Genomic and Applied Microbiology and Göttingen Genomics Laboratory, Institute of Microbiology and Genetics, Georg-August-University of Göttingen, 37077 Göttingen, Germany.
Institute of Medical Microbiology, University Medical Center Göttingen, 37075 Göttingen, Germany.
Sci Data. 2017 Oct 17;4:170152. doi: 10.1038/sdata.2017.152.

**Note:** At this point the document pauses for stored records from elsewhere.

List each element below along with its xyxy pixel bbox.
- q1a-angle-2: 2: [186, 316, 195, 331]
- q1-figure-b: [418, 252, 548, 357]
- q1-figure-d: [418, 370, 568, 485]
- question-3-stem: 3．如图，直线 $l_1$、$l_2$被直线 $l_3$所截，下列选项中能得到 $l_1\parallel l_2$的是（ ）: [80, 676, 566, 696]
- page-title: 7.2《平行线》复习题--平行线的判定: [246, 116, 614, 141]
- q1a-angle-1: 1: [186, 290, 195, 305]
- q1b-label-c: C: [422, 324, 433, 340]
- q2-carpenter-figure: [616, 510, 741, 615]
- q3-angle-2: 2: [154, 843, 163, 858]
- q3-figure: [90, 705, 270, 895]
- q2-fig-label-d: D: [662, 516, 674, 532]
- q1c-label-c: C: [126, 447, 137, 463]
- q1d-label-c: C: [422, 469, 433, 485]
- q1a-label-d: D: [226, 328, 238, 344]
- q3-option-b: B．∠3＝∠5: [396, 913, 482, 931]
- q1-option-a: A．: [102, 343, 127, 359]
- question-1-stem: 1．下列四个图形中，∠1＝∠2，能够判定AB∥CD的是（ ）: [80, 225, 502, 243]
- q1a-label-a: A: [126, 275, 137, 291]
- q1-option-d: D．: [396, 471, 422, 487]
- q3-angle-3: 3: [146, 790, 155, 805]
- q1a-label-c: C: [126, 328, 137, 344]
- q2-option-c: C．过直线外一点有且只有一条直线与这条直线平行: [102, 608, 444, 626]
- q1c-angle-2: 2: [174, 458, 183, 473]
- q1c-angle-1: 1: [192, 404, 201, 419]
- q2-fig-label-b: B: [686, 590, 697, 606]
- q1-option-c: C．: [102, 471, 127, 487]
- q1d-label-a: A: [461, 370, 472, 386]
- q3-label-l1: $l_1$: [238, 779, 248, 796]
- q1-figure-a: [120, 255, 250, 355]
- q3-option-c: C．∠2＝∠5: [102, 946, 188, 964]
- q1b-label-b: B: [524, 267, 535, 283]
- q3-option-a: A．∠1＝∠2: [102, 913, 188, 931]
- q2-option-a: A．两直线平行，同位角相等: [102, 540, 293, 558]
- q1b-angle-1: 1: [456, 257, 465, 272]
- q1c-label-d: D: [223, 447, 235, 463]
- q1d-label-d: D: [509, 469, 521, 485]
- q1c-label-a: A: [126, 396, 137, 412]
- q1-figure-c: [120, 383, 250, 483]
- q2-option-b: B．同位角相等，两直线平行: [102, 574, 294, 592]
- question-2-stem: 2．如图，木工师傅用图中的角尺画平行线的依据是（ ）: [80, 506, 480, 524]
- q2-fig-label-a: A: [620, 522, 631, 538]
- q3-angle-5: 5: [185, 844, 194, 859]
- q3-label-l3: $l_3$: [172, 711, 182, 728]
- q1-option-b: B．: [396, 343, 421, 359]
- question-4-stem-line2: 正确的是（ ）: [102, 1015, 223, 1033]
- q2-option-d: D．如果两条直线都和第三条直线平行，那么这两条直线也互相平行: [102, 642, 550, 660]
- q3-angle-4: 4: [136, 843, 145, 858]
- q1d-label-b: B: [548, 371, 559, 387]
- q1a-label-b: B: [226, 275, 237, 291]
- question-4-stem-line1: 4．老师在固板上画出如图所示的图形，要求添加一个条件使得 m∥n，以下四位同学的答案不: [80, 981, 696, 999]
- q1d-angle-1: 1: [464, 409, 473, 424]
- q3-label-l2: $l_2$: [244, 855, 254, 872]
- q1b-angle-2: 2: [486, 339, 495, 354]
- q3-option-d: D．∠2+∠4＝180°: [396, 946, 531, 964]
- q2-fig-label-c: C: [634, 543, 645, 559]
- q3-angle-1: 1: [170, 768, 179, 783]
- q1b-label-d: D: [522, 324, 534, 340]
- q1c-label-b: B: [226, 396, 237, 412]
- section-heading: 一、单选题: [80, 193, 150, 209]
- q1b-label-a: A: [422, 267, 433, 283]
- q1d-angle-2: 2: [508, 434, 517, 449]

We present bacterial 16S rRNA gene datasets derived from stool samples of 44 patients with diarrhea indicative of a Clostridioides difficile infection. For 20 of these patients, C. difficile infection was confirmed by clinical evidence. Stool samples from patients originating from Germany, Ghana, and Indonesia were taken and subjected to DNA isolation. DNA isolations of stool samples from 35 asymptomatic control individuals were performed. The bacterial community structure was assessed by 16S rRNA gene analysis (V3-V4 region). Metadata from patients and control individuals include gender, age, country, presence of diarrhea, concomitant diseases, and results of microbiological tests to diagnose C. difficile presence. We provide initial data analysis and a dataset overview. After processing of paired-end sequencing data, reads were merged, quality-filtered, primer sequences removed, reads truncated to 400 bp and dereplicated. Singletons were removed and sequences were sorted by cluster size, clustered at 97% sequence similarity and chimeric sequences were discarded. Taxonomy to each operational taxonomic unit was assigned by BLASTn searches against Silva database 123.1 and a table was constructed.
我们提供了源自 44 名腹泻患者粪便样本的细菌 16S rRNA 基因数据集,这些患者的腹泻表明存在艰难梭菌感染。其中 20 名患者的艰难梭菌感染通过临床证据得到确认。我们采集了来自德国、加纳和印度尼西亚的患者的粪便样本,并进行 DNA 分离。对 35 名无症状对照个体的粪便样本进行了 DNA 分离。通过 16S rRNA 基因分析(V3-V4 区)评估细菌群落结构。患者和对照个体的元数据包括性别、年龄、国家、腹泻存在情况、伴随疾病以及用于诊断艰难梭菌存在的微生物学检测结果。我们提供了初步数据分析和数据集概述。在处理配对末端测序数据后,我们合并了读取、进行质量过滤、去除引物序列、将读取截断为 400bp 并去重复。去除单克隆,按簇大小排序序列,在 97%序列相似性处聚类,并丢弃嵌合体序列。通过与 Silva 数据库 123.1 的 BLASTn 搜索对每个操作分类单元进行分类,并构建了一个表格。